AnalysisException: Z-Ordering on [col1, col2] will be ineffective, because we currently do not collect stats for these columns.
Note
Please review Z-Ordering (multi-dimensional clustering) for more information on data skipping and z-ordering.
Cause
Delta Lake collects statistics on the first 32 columns defined in your table schema. If the columns you are attempting to Z-Order are not in the first 32 columns, no statistics are collected for those columns.
Solution
Reorder the columns in your table, so the columns you are attempting to Z-Order are in the first 32 columns in your table.
You can use an ALTER TABLE
statement to reorder the columns.
ALTER TABLE table_name CHANGE [COLUMN] col_name col_name data_type [COMMENT col_comment] [FIRST|AFTER colA_name]

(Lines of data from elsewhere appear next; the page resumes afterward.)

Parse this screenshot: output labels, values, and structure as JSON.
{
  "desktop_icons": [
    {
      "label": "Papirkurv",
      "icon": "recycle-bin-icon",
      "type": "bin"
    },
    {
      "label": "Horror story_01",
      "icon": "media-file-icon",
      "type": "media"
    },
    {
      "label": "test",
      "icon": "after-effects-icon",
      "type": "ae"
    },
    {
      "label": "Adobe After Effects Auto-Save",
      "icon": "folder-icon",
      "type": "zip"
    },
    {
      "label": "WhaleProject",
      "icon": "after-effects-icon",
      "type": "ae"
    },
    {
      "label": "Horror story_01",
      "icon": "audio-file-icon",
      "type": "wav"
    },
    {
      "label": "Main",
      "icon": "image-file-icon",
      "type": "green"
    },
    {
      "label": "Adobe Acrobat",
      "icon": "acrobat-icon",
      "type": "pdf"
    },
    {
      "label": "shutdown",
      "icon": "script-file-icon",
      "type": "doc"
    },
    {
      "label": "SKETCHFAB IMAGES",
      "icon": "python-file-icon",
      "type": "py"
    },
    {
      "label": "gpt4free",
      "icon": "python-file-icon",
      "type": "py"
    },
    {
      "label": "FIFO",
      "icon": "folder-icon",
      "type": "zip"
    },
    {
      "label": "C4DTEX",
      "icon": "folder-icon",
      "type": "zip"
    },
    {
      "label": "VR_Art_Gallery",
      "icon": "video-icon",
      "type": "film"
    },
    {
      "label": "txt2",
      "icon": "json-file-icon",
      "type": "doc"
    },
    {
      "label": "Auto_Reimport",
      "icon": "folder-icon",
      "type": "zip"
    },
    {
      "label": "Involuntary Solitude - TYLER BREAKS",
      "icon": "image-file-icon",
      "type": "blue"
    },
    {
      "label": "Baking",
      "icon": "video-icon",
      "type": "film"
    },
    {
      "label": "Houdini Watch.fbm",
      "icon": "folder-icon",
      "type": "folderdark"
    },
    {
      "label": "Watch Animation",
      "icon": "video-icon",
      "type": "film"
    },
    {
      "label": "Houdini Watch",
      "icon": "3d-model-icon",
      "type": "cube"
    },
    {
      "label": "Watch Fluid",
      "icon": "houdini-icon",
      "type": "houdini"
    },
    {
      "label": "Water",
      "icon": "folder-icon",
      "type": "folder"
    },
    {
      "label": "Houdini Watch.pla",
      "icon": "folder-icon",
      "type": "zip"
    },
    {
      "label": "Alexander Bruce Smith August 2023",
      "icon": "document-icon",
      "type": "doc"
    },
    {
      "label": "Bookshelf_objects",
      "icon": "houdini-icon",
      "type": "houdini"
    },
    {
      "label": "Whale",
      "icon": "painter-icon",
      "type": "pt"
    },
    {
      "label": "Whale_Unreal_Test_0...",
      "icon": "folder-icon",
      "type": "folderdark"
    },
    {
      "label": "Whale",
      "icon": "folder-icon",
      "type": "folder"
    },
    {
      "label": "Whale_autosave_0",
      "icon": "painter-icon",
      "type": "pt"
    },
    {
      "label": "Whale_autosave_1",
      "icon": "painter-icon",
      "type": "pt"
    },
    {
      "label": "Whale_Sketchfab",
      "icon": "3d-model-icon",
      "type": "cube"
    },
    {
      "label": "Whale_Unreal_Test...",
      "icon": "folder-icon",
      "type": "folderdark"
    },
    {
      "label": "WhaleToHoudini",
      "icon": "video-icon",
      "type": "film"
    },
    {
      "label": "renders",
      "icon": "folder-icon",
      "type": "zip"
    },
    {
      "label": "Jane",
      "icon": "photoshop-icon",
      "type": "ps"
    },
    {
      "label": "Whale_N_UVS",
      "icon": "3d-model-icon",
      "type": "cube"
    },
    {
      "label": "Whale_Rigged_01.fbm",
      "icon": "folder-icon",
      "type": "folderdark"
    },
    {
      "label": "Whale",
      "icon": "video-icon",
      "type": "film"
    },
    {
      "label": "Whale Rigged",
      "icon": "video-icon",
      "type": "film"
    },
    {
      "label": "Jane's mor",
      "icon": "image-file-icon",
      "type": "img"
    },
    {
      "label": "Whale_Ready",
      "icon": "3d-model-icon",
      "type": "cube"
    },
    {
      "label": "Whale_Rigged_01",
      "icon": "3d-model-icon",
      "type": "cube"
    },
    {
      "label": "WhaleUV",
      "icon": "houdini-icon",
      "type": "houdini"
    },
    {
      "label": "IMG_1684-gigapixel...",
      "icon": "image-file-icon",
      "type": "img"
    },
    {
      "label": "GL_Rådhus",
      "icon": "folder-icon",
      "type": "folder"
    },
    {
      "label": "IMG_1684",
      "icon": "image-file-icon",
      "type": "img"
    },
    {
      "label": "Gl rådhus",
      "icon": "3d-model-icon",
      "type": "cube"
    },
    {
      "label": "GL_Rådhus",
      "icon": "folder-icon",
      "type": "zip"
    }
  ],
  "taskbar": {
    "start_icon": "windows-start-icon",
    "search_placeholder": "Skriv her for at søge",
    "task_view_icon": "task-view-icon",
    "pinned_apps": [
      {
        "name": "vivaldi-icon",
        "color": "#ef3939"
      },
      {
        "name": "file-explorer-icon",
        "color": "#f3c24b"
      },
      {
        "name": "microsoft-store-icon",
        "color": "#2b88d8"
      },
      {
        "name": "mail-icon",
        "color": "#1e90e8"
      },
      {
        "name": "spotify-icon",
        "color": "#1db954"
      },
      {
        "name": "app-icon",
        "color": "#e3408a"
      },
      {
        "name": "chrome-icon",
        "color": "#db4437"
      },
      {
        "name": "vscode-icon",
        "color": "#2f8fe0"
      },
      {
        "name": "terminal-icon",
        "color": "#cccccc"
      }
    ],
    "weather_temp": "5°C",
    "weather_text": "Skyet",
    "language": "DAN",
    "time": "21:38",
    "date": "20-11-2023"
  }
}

For example, this statement brings the column with <column-name>
to the first column in the table.
ALTER TABLE <delta-table-name> CHANGE COLUMN <column-name> <column-name> <data-type> FIRST
Recompute the statistics after you have reordered the columns in the table.
import com.databricks.sql.transaction.tahoe._
import org.apache.spark.sql.catalyst.TableIdentifier
import com.databricks.sql.transaction.tahoe.stats.StatisticsCollection
val tableName = "<name of table>"
val deltaLog = DeltaLog.forTable(spark, TableIdentifier(tableName))
StatisticsCollection.recompute(spark, deltaLog)
Rerun the Z-Order on the table and it should complete successfully.